Tripoli, condannato a fucilazione secondogenito di Gheddafi

di Stefania Arpaia

Tripoli – Saif al Islam, figlio di Gheddafi, è stato condannato a morte dal tribunale di Tripoli per la repressione violenta durante la rivolta del 2011.

La notizia è stata confermata dalle autorità locali. L’uomo era  stato arrestato il 19 novembre 2011 mentre cercava di fuggire in Niger ed è attualmente detenuto nel carcere di Zintan ma la milizia rifiuta di consegnarlo al governo centrale.
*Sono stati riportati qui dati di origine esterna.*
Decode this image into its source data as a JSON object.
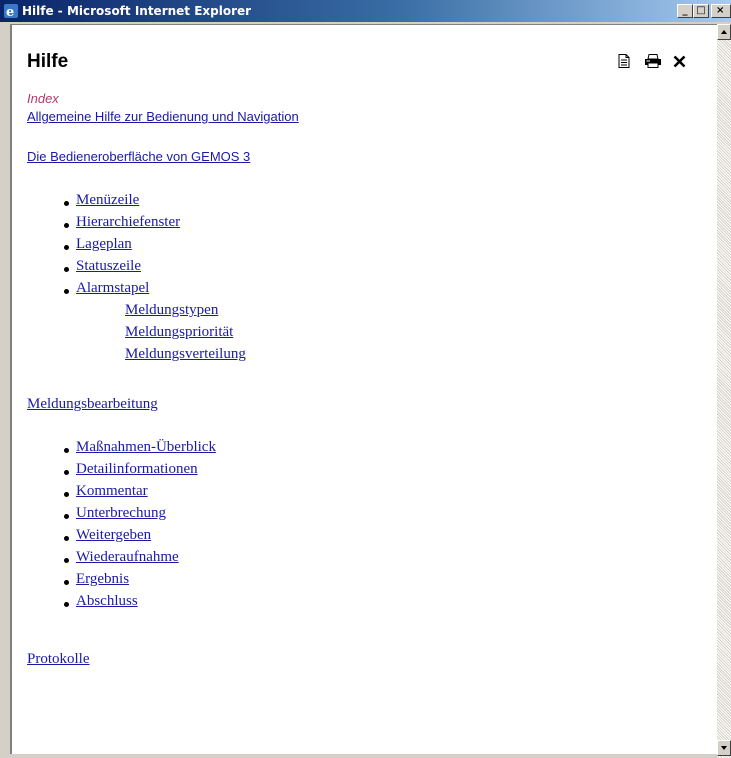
{
  "window": {
    "title": "Hilfe - Microsoft Internet Explorer",
    "min_glyph": "_",
    "max_glyph": "□",
    "close_glyph": "×"
  },
  "page": {
    "title": "Hilfe",
    "index_label": "Index",
    "general_help_link": "Allgemeine Hilfe zur Bedienung und Navigation",
    "close_glyph": "×"
  },
  "sections": {
    "ui": {
      "heading": "Die Bedieneroberfläche von GEMOS 3",
      "items": [
        "Menüzeile",
        "Hierarchiefenster",
        "Lageplan",
        "Statuszeile",
        "Alarmstapel"
      ],
      "subitems": [
        "Meldungstypen",
        "Meldungspriorität",
        "Meldungsverteilung"
      ]
    },
    "processing": {
      "heading": "Meldungsbearbeitung",
      "items": [
        "Maßnahmen-Überblick",
        "Detailinformationen",
        "Kommentar",
        "Unterbrechung",
        "Weitergeben",
        "Wiederaufnahme",
        "Ergebnis",
        "Abschluss"
      ]
    },
    "protocols": {
      "heading": "Protokolle"
    }
  },
  "icons": {
    "app": "ie-icon",
    "document": "document-icon",
    "print": "print-icon",
    "close": "close-icon"
  },
  "colors": {
    "link": "#1a1aa6",
    "index_label": "#b03a6b",
    "titlebar_start": "#0a246a",
    "titlebar_end": "#a6caf0",
    "chrome": "#d4d0c8"
  }
}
Per questo motivo, il Parlamento ha adottato alcune modifiche al codice di procedura penale, che ora autorizzano la celebrazione di processi con l’imputato presente in videoconferenza. 

L’ultima volta che era comparso in tribunale era il 27 aprile, appunto in videoconferenza dalla prigione di Zintan, a 180 chilometri a sud-ovest di Tripoli.

Contro Saif era scattato un mandato di cattura internazionale, in particolare per crimini contro l’umanità commessi durante la repressione della rivolta popolare poi trasformatasi in guerra civile. 

La pena prevista è la fucilazione. Altri otto gerarchi del passato regime libico sono stati condannati alla stessa sentenza che “è definitiva ed è da eseguire”, ha annunciato il procuratore generale di Tripoli, Sadiq al Suwar, nel corso di una conferenza stampa.

Il ministro della Giustizia libico, Mabruk Qarira, ha fatto sapere invece che il processo in corso a Tripoli, gestito dalle milizie locali, “è illegale” e ha chiesto alla comunità internazionale di non riconoscere il tribunale che porta avanti questo processo.